On le savait malade, affaibli. Je lui ai parlé il y a quelques jours, juste avant les fêtes de fin d’année. Comme le grand homme qu’il était, il n’avait point voulu aborder de ce que l’on savait. Car l’inéluctable ne lui a jamais été caché. Il préférait prendre des nouvelles de ma compagne, de ma fille, connaitre les dernières nouvelles du monde du vin, les dernières bouteilles bues et appréciées.

Sa gentillesse n’avait d’égal que son humilité. Son savoir était immense, sa connaissance encyclopédique. Imaginez : Master Sommelier, Meilleur Sommelier du Monde, Master of Wine, diplômé de tout ce que le monde du vin peut connaitre comme diplôme. Une sommité en somme. Un grand homme. Lui qui, comme il aimait à le dire, « n’avez jamais fait d’études ».

Sa passion du football l’a porté jusqu’à Liverpool, pour un match contre son équipe de coeur, Saint-Étienne. Il tomba amoureux du pays. S’y installa. Y rencontra celle qui allait devenir son épouse, Nina. Elle était sa protectrice, sa plus proche collaboratrice, sa moitié, son énergie, sa vitalité. « Sans elle, me disait-il, je ne pourrais pas faire tout cela ». Pendant qu’il voyageait ou étudiait, elle était présente, dans l’ombre souvent sans un bruit, pour régler tous les détails de leur magnifique Hôtel du Vin de Winchester et plus tard, TerraVina. C’était sa moitié.

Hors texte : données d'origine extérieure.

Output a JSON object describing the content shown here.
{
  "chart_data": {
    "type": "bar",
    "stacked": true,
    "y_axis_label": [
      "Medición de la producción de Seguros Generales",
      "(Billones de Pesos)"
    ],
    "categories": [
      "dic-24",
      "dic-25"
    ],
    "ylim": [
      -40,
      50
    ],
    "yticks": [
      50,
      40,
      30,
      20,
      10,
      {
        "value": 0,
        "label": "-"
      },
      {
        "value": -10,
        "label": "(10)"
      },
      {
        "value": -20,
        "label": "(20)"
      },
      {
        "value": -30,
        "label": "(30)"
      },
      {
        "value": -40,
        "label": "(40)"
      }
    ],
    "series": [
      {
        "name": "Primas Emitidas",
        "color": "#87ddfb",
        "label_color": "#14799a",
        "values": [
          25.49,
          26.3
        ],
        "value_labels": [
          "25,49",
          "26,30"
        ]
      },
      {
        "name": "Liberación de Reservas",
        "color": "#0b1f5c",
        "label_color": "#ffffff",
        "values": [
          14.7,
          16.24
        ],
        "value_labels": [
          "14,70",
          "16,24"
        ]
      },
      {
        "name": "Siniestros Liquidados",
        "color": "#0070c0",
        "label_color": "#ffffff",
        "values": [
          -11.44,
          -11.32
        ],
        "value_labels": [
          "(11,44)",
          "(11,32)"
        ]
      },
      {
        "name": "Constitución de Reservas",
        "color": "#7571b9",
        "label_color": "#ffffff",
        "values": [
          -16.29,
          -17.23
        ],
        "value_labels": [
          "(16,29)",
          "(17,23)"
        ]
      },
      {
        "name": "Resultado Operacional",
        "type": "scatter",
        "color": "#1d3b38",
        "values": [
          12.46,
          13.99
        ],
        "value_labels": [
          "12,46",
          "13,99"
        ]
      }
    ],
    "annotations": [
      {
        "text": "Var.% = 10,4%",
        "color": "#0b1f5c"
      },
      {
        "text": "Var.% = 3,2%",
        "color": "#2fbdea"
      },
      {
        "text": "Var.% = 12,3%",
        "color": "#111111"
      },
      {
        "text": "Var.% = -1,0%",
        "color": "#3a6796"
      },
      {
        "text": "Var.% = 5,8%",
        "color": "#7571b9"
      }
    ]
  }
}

Son fils Romané était aussi sa fierté. Ses yeux s’illuminaient quand il parlait de l’intelligence de son fils, de sa réussite scolaire, de sa brillance.

Jamais il n’avait un mot plus haut que l’autre, toujours il partageait. Il aimait échanger, analyser, comprendre. Sa soif de savoir procédait d’une volonté de conquête. Comme en sport, pour lui gagner était un éternel but.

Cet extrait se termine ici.